KONAWE SELATAN – Dua warga desa Rambu-Rambu, Kecamatan Laeya, Kabupaten Konawe Selatan (Konsel), Muhammad Fitra Ridha dan Hardiknas Tomboli yang telah ditahan dan ditetapkan tersangka atas dugaan kasus tindak pidana dengan tenaga bersama menggunakan kekerasan terhadap barang dalam perkara sengketa lahan berhasil memenangkan permohonan praperadilan.
Permohonan praperadilan keduanya dikabulkan oleh Hakim Pengadilan Negeri (PN) Andoolo, Sigit Jati Kusumo melalui kuasa hukumnya Oldi Aprianto dan kawan-kawan.
Praperadilan dimaksud berisi empat poin, pertama menyatakan penyidikan yang dilaksanakan termohon berdasarkan penetapan tersangka nomor: SP.Sidik/06/IX/2021.Reskrim tertanggal 22 September 2021 adalah tidak sah dan tidak mempunyai kekuatan hukum mengikat.
Kedua, menyatakan surat penetapan tersangka termohon (terhadap pemohon) berdasarkan surat penetapan tersangka nomor: S.Tap/10/XI/2021.Reskrim tanggal 02 November 2021. Tentang penetapan tersangka adalah tidak sah dan tidak mempunyai kekuatan hukum mengikat.
Ketiga, menyatakan surat perintah penahanan nomor: SP.Han/08/XII/2021.Reskrim tanggal 09 Desember 2021 adalah tidak sah dan tidak mempunyai kekuatan hukum mengikat.
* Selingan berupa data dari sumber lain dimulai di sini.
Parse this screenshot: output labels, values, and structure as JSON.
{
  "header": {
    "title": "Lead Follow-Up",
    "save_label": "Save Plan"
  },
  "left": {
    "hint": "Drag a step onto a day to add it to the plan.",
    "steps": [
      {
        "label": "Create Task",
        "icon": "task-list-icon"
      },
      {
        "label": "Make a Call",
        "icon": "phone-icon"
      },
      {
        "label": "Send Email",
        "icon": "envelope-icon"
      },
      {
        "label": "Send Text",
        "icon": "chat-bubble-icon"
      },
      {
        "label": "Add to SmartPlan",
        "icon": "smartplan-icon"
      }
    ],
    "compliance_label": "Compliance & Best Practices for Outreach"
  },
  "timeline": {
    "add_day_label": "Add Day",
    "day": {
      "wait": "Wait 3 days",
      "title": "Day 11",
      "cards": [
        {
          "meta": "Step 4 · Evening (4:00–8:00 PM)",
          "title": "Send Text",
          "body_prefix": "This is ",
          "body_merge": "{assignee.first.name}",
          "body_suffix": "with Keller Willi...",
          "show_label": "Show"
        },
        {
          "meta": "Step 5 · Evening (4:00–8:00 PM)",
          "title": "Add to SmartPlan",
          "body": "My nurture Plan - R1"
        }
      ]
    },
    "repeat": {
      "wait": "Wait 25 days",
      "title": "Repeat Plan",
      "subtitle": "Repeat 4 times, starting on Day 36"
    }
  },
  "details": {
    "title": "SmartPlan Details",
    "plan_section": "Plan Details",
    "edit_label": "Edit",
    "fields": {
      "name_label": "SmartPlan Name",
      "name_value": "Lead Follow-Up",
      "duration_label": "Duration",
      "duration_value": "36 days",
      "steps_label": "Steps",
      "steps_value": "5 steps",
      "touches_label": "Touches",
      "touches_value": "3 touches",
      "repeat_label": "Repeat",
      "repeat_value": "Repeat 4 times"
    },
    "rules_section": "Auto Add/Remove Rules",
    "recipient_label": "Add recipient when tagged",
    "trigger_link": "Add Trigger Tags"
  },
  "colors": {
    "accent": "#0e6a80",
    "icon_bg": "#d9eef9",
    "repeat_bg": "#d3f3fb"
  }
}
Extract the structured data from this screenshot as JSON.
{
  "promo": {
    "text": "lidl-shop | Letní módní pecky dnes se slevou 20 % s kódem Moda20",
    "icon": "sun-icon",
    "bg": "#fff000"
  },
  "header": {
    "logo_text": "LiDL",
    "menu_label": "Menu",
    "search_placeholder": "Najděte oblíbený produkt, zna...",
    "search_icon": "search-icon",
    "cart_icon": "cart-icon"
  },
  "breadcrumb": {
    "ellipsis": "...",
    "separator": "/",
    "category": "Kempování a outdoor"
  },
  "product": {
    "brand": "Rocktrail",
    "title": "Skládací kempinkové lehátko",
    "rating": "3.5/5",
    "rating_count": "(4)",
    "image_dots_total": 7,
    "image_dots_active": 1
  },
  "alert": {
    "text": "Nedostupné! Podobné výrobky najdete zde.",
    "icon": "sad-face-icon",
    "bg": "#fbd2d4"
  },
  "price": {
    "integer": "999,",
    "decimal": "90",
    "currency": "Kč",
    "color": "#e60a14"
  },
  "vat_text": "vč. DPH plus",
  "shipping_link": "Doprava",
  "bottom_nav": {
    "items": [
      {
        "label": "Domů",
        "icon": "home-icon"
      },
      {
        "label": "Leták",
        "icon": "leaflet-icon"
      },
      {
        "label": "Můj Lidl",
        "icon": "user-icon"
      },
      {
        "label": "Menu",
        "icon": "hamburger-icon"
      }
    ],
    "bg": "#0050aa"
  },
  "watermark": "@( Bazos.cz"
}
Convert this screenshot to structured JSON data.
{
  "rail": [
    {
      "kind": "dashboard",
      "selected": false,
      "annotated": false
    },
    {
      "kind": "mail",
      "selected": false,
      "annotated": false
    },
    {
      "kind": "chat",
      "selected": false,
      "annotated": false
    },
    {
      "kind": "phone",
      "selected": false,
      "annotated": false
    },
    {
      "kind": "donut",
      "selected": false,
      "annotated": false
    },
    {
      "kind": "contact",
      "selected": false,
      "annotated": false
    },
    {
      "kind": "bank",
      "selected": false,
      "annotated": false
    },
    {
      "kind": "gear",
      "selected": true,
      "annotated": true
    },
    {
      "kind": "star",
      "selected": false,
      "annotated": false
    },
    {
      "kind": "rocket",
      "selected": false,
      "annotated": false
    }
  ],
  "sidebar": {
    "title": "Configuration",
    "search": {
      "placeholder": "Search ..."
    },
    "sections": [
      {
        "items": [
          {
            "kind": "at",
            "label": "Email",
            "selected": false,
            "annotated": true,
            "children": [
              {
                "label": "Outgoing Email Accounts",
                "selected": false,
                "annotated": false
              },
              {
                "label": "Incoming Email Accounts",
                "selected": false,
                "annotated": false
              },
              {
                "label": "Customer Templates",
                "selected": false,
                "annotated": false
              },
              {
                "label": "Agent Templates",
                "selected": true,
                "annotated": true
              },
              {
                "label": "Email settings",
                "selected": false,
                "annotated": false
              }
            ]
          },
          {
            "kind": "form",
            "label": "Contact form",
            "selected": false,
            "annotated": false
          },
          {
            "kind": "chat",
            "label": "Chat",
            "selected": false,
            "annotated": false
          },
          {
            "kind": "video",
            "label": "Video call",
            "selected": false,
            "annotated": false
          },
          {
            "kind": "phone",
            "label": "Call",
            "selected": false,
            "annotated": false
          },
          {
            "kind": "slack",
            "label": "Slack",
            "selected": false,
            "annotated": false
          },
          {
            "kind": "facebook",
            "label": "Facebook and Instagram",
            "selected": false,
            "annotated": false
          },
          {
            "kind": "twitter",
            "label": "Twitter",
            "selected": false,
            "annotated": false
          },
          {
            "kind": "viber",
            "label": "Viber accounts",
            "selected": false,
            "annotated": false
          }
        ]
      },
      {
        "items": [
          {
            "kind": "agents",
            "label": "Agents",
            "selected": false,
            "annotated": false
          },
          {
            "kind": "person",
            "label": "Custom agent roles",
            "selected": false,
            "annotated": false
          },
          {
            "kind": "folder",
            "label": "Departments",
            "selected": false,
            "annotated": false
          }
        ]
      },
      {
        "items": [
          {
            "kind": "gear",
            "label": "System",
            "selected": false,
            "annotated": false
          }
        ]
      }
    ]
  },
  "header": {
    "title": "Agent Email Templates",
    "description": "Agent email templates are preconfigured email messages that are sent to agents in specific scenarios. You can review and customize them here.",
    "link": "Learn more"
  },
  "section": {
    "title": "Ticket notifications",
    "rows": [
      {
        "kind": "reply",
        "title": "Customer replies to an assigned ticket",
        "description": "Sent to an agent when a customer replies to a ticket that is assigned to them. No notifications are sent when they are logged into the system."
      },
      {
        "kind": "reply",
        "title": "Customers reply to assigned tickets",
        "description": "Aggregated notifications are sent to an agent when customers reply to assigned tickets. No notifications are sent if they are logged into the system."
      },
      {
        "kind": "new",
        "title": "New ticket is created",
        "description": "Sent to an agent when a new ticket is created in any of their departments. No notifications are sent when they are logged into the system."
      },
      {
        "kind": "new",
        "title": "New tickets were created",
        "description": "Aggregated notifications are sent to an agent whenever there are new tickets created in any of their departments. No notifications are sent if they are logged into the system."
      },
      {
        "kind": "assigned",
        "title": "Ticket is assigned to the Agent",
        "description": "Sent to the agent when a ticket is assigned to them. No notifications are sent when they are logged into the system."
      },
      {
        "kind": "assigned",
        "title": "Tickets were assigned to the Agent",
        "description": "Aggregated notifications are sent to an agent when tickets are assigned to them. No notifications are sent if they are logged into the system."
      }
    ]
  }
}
Keempat, memerintahkan kepada termohon agar pemohon segera dikeluarkan dari rumah tahanan kepolisian Polda Sultra.
Sementara itu permohonan pemohon yang meminta agar hakim menghukum termohon untuk membayar ganti kerugian kepada pemohon sebesar Rp1 miliar tidak dikabulkan.
Sidang putusan praperadilan yang digelar secara tatap muka ini dihadiri tim kuasa hukum pemohon yakni Oldi Aprianto, Fitra Masalisi, Sidik Nurmanjaya, Arli Zulkarnaen dan Alfan Pathriansyah serta tim kuasa hukum Polda Sultra selaku termohon.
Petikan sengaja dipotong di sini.